We have thus drifted into a position where if we do not take action to resolve our dilemma the Communists will probably do so for us. [Page 324] This rich city of Tsingtao can be had for the taking by the Communists. Everyone admits that the Chinese forces guarding the city would be a pushover for the veteran armies of Chen Yi. The talk of reinforcing the local garrison is eye-wash—why should Nanking expend its dwindling power on an isolated outpost of little importance in the great struggle? The small force of American Marines is not much more than a moral deterrent in the way of the Communists, and if the latter were aware of Washington’s recent decree about their refraining from military action, the Communists would probably move in overnight.

So here we have an impossible situation: a military force on foreign soil whose instructions are not to fight but who may soon be forced either to fight in self-defense or to tuck tail and run. Six months ago or even six weeks ago it would have been possible for the Navy to retire from this situation without the loss of too much face. Now that Tsinan has fallen and the shadow of the victorious Communists falls across Eastern Shantung, it becomes more and more difficult for the Navy to extricate itself without serious loss of prestige for itself and for the United States.
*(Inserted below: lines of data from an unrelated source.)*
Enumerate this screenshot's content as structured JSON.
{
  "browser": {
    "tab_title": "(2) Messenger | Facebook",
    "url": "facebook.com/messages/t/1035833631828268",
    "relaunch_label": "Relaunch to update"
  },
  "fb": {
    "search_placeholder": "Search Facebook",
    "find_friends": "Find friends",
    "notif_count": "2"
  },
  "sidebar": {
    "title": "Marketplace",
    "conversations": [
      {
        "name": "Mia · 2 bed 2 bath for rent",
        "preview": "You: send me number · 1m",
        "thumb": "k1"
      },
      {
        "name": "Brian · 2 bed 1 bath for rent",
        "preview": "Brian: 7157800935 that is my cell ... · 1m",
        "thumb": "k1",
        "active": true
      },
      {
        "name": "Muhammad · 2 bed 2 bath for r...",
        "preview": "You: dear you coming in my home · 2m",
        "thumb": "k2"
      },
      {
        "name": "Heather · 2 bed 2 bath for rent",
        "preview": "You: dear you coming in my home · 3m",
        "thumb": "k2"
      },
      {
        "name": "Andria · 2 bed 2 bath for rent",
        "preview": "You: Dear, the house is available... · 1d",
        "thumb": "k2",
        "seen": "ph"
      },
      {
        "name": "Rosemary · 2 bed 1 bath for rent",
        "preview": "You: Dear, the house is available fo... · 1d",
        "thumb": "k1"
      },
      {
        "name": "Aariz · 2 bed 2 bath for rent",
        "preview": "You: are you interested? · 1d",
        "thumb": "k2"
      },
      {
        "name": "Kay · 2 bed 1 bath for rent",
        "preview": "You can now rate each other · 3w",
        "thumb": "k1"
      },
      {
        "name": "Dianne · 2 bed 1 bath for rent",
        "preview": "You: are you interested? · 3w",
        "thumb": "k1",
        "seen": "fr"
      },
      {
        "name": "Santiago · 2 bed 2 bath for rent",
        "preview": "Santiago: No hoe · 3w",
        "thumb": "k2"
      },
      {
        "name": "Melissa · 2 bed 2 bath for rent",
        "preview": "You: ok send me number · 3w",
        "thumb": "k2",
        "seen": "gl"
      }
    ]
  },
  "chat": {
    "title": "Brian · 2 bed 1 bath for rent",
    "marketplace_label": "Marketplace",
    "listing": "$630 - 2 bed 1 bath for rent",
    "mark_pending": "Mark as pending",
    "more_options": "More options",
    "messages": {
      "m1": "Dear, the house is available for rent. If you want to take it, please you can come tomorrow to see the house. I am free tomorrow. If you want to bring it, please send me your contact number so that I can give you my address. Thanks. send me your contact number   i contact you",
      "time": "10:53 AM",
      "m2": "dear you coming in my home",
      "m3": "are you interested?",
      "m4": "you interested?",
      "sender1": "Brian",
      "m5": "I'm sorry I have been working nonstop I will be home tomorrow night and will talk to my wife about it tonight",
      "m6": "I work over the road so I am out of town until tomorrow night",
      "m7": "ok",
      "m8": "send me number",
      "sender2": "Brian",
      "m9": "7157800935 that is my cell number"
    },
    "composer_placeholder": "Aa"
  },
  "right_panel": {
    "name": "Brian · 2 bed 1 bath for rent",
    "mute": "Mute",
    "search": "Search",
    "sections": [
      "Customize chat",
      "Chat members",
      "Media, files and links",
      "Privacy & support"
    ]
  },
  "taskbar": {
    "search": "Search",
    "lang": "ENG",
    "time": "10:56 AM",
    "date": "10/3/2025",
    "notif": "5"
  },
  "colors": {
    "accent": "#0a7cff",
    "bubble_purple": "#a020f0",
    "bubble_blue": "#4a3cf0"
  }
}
But the longer we wait the more difficult the problem will be—until perhaps the Communists march into the city and decide the answer for us. If the Marines are still here at that time I do not see how it will be possible to avoid a clash with a hostile army flushed with victory. Once a fight starts, the Marines will not withdraw, and we will be confronted by a first class battle. No matter who wins this battle it will have tremendous repercussions throughout China and probably throughout the world. If Chinese soldiers on Chinese soil are killed by foreign troops, the reaction of all Chinese will be much the same regardless of their politics. Furthermore, the reaction of the rest of the world will be much the same as that of the Chinese.

Now these are the simple thoughts of a simple fellow. Sometimes I think it is the smart fellows who get us into trouble and who are too subtle to recognize a plain fact when they see it. Furthermore, my prescription for this situation is also simple: get these Navy and Marine Forces out of here as fast as possible; cut the losses and forget about the matter of face; withdraw our lines to Japan, and thereby improve our strategic as well as our political position.

With this off my chest I will set about preparing this office for “going behind the iron curtain” which the Department blandly prescribes for us but gives us neither direct instructions nor advice.

Sincerely yours,

William T. Turner
  1. Copy transmitted to the Chief of the Division of Chinese Affairs (Sprouse) by the Consul General in his covering letter of October 1; received October 12.